Pointing to the bodies of his brother and his family, Abu Hassan continues: “Let the world bear witness to these crimes; God will hold accountable every person who saw us being cut up and slaughtered and did not help us, and let every coward and normalizer with Israel bear witness that this is what Israel is doing.”
“For a year-and-a-half, children, women, and elderly people have been cut up in safe areas; if this is what happens in safe areas for Israel, what happens in combat zones?”
The killing of his brother and his family is not the first devastating loss Abu Hassan has experienced throughout this genocide. His father was martyred just two months ago, in September, in an Israeli bombing on Khan Younis. Despite his loss, Abu Hassan, 29, stands tall and says that nothing will deter Palestinians in Gaza from their struggle for liberation.
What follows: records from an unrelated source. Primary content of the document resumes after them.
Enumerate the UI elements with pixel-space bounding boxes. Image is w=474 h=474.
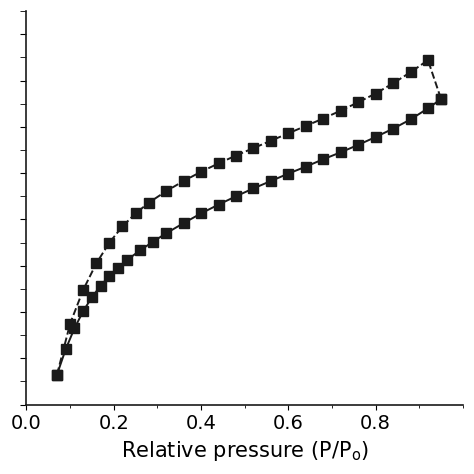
X-axis label: Relative pressure (P/P$_\mathregular{o}$): Relative pressure (P/P$_\mathregular{o}$… xyxy=(121,439,369,463)
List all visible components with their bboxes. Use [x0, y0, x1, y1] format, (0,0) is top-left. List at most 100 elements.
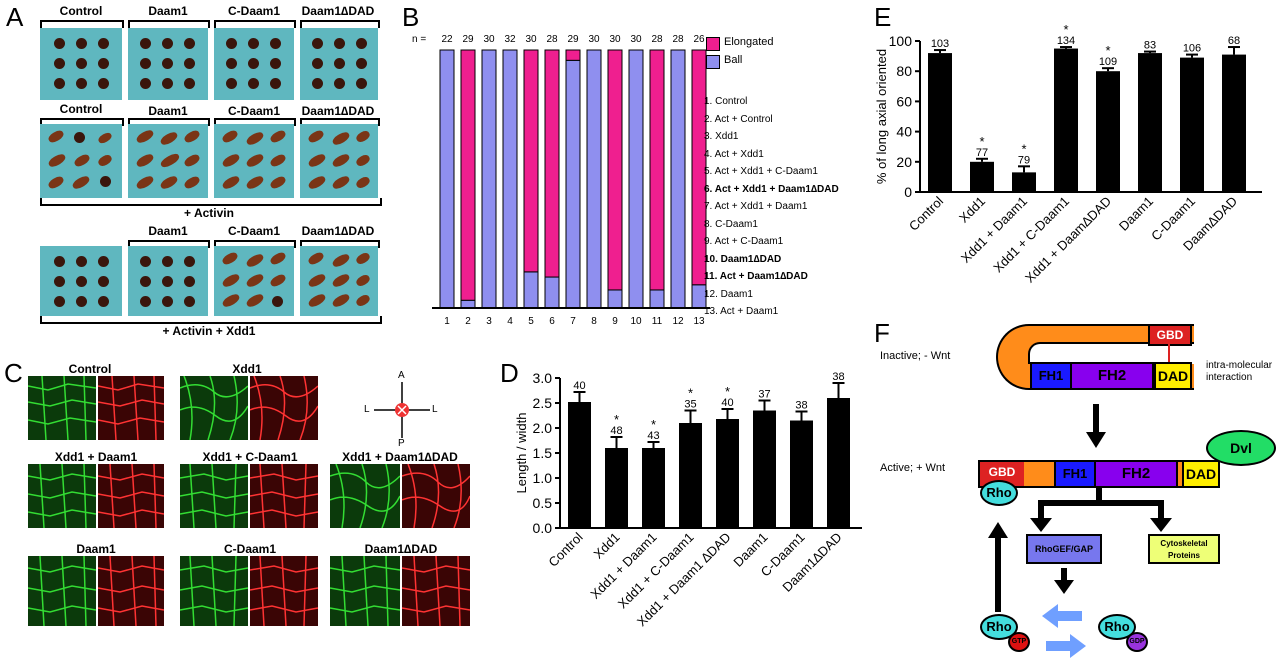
- d-bar: [568, 402, 591, 528]
- a-activin-caption: + Activin: [184, 206, 234, 220]
- c-image-c-daam1-red: [250, 556, 318, 626]
- c-image-xdd1-green: [180, 376, 248, 440]
- b-conditions-list: 1. Control 2. Act + Control 3. Xdd1 4. A…: [704, 93, 839, 321]
- f-branch-arrows: [1030, 488, 1172, 532]
- b-n-value: 30: [525, 34, 537, 45]
- a-row1-header-control: Control: [59, 4, 103, 18]
- a-row1-bracket-3: [214, 20, 296, 28]
- b-n-value: 30: [588, 34, 600, 45]
- a-row1-bracket-4: [300, 20, 380, 28]
- b-n-value: 26: [693, 34, 705, 45]
- c-image-daam1-red: [98, 556, 164, 626]
- c-label-xdd1-daam1-dad: Xdd1 + Daam1∆DAD: [342, 450, 458, 464]
- b-bar-elongated: [607, 49, 623, 291]
- b-condition-4: 4. Act + Xdd1: [704, 148, 764, 160]
- b-bar-ball: [607, 289, 623, 309]
- legend-swatch-elongated: [706, 37, 720, 51]
- b-x-tick-label: 6: [549, 316, 555, 327]
- legend-swatch-ball: [706, 55, 720, 69]
- d-y-tick-label: 3.0: [533, 370, 553, 386]
- a-row2-bracket-3: [214, 118, 296, 126]
- d-n-label: 38: [832, 371, 844, 383]
- d-y-tick-label: 2.5: [533, 395, 553, 411]
- c-image-xdd1-daam1-red: [98, 464, 164, 528]
- c-image-xdd1-daam1-dad-red: [402, 464, 470, 528]
- b-bar-ball: [628, 49, 644, 309]
- b-n-value: 30: [483, 34, 495, 45]
- b-bar-ball: [502, 49, 518, 309]
- b-x-tick-label: 13: [693, 316, 705, 327]
- compass-left-label: L: [364, 404, 370, 415]
- a-row3-bracket-3: [300, 240, 380, 248]
- c-image-c-daam1-green: [180, 556, 248, 626]
- d-bar: [642, 448, 665, 528]
- d-y-tick-label: 1.5: [533, 445, 553, 461]
- a-row2-header-daam1: Daam1: [148, 104, 188, 118]
- e-y-axis-label: % of long axial oriented: [874, 49, 889, 184]
- e-significance-star: *: [1105, 43, 1110, 58]
- d-n-label: 43: [647, 430, 659, 442]
- e-significance-star: *: [979, 134, 984, 149]
- a-photo-r1-daam1-dad: [300, 28, 378, 100]
- b-bar-ball: [670, 49, 686, 309]
- b-bar-elongated: [460, 49, 476, 301]
- b-n-value: 28: [651, 34, 663, 45]
- a-photo-r1-control: [40, 28, 122, 100]
- d-n-label: 40: [573, 380, 585, 392]
- d-bar: [716, 419, 739, 528]
- f-inactive-fh2: FH2: [1070, 362, 1154, 390]
- e-x-tick-label: Xdd1: [956, 194, 988, 226]
- c-image-xdd1-daam1-green: [28, 464, 96, 528]
- e-bar: [1138, 53, 1162, 192]
- b-bar-ball: [586, 49, 602, 309]
- b-condition-9: 9. Act + C-Daam1: [704, 236, 784, 247]
- f-rho-bound: Rho: [980, 480, 1018, 506]
- e-y-tick-label: 100: [889, 33, 913, 49]
- a-activin-xdd1-caption: + Activin + Xdd1: [162, 324, 256, 338]
- f-active-fh1: FH1: [1054, 460, 1096, 488]
- compass-top-label: A: [398, 370, 405, 381]
- d-significance-star: *: [651, 417, 656, 432]
- c-image-xdd1-c-daam1-red: [250, 464, 318, 528]
- b-condition-5: 5. Act + Xdd1 + C-Daam1: [704, 166, 818, 177]
- e-bar: [970, 161, 994, 192]
- f-inactive-fh1: FH1: [1030, 362, 1072, 390]
- b-condition-10: 10. Daam1∆DAD: [704, 253, 782, 265]
- a-row2-bracket-2: [128, 118, 210, 126]
- e-y-tick-label: 80: [896, 63, 912, 79]
- b-bar-elongated: [523, 49, 539, 273]
- e-bar: [1180, 57, 1204, 192]
- a-photo-r1-daam1: [128, 28, 208, 100]
- panel-a-letter: A: [6, 2, 24, 32]
- f-active-label: Active; + Wnt: [880, 462, 946, 474]
- f-inactive-label: Inactive; - Wnt: [880, 350, 951, 362]
- b-bar-elongated: [544, 49, 560, 278]
- a-row3-bracket-1: [128, 240, 210, 248]
- e-n-label: 106: [1183, 43, 1201, 55]
- c-image-xdd1-red: [250, 376, 318, 440]
- b-condition-13: 13. Act + Daam1: [704, 306, 779, 317]
- f-activation-arrow: [1086, 404, 1106, 448]
- e-bar: [1096, 71, 1120, 192]
- f-inactive-backbone-gap: [1028, 342, 1194, 364]
- d-y-axis-label: Length / width: [514, 413, 529, 494]
- f-intramolecular-label: intra-molecular interaction: [1206, 360, 1273, 383]
- panel-f-letter: F: [874, 318, 890, 348]
- b-bar-ball: [649, 289, 665, 309]
- c-image-daam1-dad-green: [330, 556, 400, 626]
- b-condition-7: 7. Act + Xdd1 + Daam1: [704, 201, 808, 212]
- f-rho-gtp: Rho: [980, 614, 1018, 640]
- a-row2-bracket-1: [40, 118, 124, 126]
- a-row3-header-c-daam1: C-Daam1: [227, 224, 281, 238]
- a-row1-bracket-2: [128, 20, 210, 28]
- a-photo-r2-control: [40, 124, 122, 198]
- b-condition-1: 1. Control: [704, 96, 748, 107]
- a-photo-r3-control: [40, 246, 122, 316]
- a-photo-r3-c-daam1: [214, 246, 294, 316]
- d-n-label: 37: [758, 389, 770, 401]
- f-gtp-badge: GTP: [1008, 632, 1030, 652]
- d-y-tick-label: 1.0: [533, 470, 553, 486]
- compass-bottom-label: P: [398, 438, 405, 449]
- e-bar: [928, 53, 952, 192]
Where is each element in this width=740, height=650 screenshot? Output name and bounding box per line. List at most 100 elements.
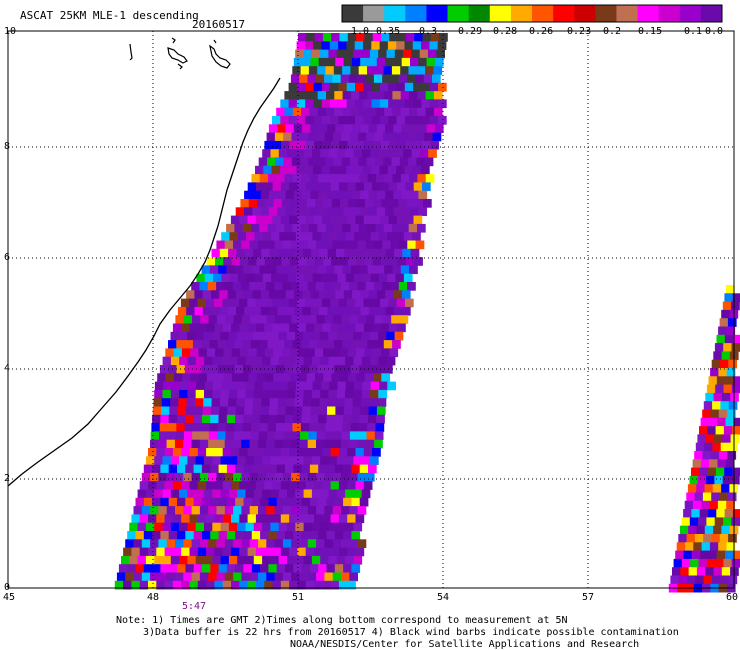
swath-pixel [393, 124, 403, 133]
swath-pixel [210, 497, 219, 507]
swath-pixel [262, 149, 271, 158]
swath-pixel [400, 91, 410, 100]
swath-pixel [293, 406, 303, 416]
swath-pixel [249, 506, 259, 515]
swath-pixel [258, 506, 267, 515]
legend-swatch [363, 5, 385, 22]
swath-pixel [235, 207, 245, 216]
swath-pixel [375, 66, 384, 75]
swath-pixel [385, 207, 394, 216]
swath-pixel [302, 190, 311, 200]
swath-pixel [275, 431, 284, 441]
swath-pixel [152, 564, 161, 573]
swath-pixel [272, 481, 282, 490]
swath-pixel [195, 522, 205, 532]
swath-pixel [692, 459, 702, 468]
swath-pixel [145, 522, 155, 532]
swath-pixel [143, 564, 153, 573]
swath-pixel [266, 240, 275, 250]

“We are steadfast and patient, and we will not blink, we will remain steadfast, and this is our path, and we will liberate Palestine despite the Zionists and Israel and Netanyahu,” he said defiantly. “They killed my brother and his family, and they killed my father during this war, but we will give birth to a thousand more for each one, and we will remain steadfast in our land.”
Talking to the body of his brother, Abu Hassan says, “We are all ready to sacrifice for this land until its liberation. Heaven is yours, my brother: you, your wife, and your children. Heaven is yours. You will see my father there. Give him our greetings.”
Hassan Suleih contributed to this report from Gaza.